Si toutes ces conditions ont été imposées, c’est parce qu’une bonne frange de la population a peur. Prenons par exemple la concertation publique organisée par les Mureaux entre le 6 et 24 mars, 53,4 % des 404 personnes qui y ont répondu se sont montrées défavorables à la mise à disposition des trottinettes électriques même si plus de la moitié reconnaissait qu’elles peuvent simplifier les déplacements dans la commune muriautine. Un chiffre à corréler avec 74,3 % favorables au port du casque obligatoire et donc à une sécurité accrue. Quant aux concitoyens d’Eddie Aït, « pour le moment je reçois surtout des mails sur le fonctionnement alors que je pensais plutôt faire face à des ­réclamations. »

Des images d’horreur trottent également dans les têtes des personnes lorsque le mot trottinette électrique est prononcé : leur amoncellement partout par terre empêchant même parfois les piétons de circuler. Mais, grâce à un système de géolocalisation, la facturation d’une course ne prendra fin qu’une fois l’engin correctement garé dans les 225 aires de stationnement dédiées. Ce dispositif vise à assurer une bonne intégration du service dans l’espace public. Maillées au réseau des gares et complémentaires à l’offre de bus, les stations ont été définies pour privilégier la desserte des centres-villes, des commerces et des principaux équipements et services publics. « Je pense même que nous avons sous-dimensionné certains espaces… » avoue Eddie Aït. Autre atout pour éviter une tour de Babel faite de trottinettes usagées : un téléphone et un mail seront mis à disposition pour signaler les dispositifs abandonnés, TIER Mobility s’engageant ensuite à les réparer à Orgeval. Et dernier point et pas des moindres, l’opérateur se chargera des recharges et non des personnes tierces. « Nous voulons prouver qu’il y a une démarche responsable » insiste l’édile. Au sein de sa commune, Eddie Aït a également mis en place des formations à destination des collégiens et des lycéens afin d’apprendre à partager la route. Car si le service fourni par TIER Mobility ne s’adresse qu’aux majeurs, les mineurs peuvent débouler avec leurs propres machines non bridées.

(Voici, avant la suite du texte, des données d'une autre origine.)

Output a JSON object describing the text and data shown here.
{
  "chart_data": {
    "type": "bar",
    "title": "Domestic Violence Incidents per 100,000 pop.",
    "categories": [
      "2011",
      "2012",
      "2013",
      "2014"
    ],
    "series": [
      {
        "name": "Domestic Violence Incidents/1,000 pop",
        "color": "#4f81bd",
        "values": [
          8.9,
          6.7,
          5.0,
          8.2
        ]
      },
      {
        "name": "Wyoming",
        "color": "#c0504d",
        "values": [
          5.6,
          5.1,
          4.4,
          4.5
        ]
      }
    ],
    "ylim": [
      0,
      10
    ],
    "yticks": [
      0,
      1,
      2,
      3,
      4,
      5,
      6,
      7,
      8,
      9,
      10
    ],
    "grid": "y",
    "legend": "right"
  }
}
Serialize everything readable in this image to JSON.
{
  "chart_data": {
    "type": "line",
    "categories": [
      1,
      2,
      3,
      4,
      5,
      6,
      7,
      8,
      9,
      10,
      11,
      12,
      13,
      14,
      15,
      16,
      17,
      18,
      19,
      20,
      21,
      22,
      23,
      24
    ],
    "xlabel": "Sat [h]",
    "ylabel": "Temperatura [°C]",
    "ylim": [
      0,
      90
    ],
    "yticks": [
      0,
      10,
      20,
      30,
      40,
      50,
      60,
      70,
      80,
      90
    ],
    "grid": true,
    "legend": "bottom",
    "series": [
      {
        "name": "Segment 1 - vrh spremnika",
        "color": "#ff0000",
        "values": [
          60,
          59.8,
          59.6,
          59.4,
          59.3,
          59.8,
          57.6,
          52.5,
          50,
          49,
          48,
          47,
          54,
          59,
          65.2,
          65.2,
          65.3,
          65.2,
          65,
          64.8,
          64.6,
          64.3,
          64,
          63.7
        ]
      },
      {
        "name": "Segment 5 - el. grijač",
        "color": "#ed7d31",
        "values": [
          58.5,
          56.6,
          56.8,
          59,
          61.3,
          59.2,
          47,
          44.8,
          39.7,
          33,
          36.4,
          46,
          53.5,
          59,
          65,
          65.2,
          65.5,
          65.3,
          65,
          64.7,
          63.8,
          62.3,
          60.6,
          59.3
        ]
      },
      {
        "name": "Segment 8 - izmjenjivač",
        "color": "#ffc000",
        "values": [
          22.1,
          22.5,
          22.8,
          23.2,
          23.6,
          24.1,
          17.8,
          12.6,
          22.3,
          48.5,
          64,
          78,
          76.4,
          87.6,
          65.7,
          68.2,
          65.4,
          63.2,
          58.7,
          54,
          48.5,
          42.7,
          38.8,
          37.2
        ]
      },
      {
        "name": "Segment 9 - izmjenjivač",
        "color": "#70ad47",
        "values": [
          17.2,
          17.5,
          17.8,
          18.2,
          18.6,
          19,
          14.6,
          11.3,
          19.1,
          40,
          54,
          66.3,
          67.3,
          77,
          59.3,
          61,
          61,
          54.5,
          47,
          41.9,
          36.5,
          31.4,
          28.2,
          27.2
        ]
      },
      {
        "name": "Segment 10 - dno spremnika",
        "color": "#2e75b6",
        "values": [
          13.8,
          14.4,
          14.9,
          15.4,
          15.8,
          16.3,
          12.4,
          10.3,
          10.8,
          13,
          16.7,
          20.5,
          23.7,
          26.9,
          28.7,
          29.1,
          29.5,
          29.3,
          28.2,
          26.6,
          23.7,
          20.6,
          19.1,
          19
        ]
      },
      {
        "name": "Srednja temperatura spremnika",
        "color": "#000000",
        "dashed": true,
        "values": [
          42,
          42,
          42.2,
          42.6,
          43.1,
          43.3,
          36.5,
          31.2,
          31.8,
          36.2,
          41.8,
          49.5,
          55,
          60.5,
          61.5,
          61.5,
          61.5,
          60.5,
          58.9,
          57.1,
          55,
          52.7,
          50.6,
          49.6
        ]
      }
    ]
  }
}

Un petit ruisseau annonciateur de grandes rivières ?

Les trois pôles urbains qui pourront donc jouir de ces nouveaux dispositifs sont : Mantes-la-Jolie et Mantes-la-Ville, Les Mureaux, Meulan-en-Yvelines et Hardricourt, et Poissy et Carrières-sous-Poissy. Des villes choisies de par leurs commerces et des gares assez proches afin de réduire l’utilisation de la voiture sur les derniers kilomètres. Grâce à cela, la communauté urbaine va même se dégager des recettes en plus, puisque Tier Mobility s’acquittera d’une redevance pour l’occupation de l’espace public via les zones de stationnement, et se paiera via la location des trottinettes et vélos électriques : ce service sera facturé 1 euro le déblocage + 0,20 euro/minute pour les trottinettes, et 1 euro le déblocage + 0,23 euro/minute pour les vélos. Des tarifs spéciaux, solidarité, étudiants et des forfaits seront ­également ­proposés par l’opérateur.

Au lancement de l’opération, 1 050 trottinettes et 350 vélos électriques seront accessibles en libre-service dans l’ensemble du territoire de GPSEO. Une montée en charge progressive du nombre de vélos est prévue pour atteindre un objectif de 650 d’ici fin 2023. De plus la communauté urbaine poursuit le développement du réseau cyclable existant (290 km), avec un objectif de 126 km nouveaux créés à l’horizon 2026 répartis sur l’ensemble du territoire. « Je suis confiant, de toute façon il y a des clauses de revoyure régulières pour étudier le modèle économique ainsi que ­l’utilisation » conclut Eddie Aït.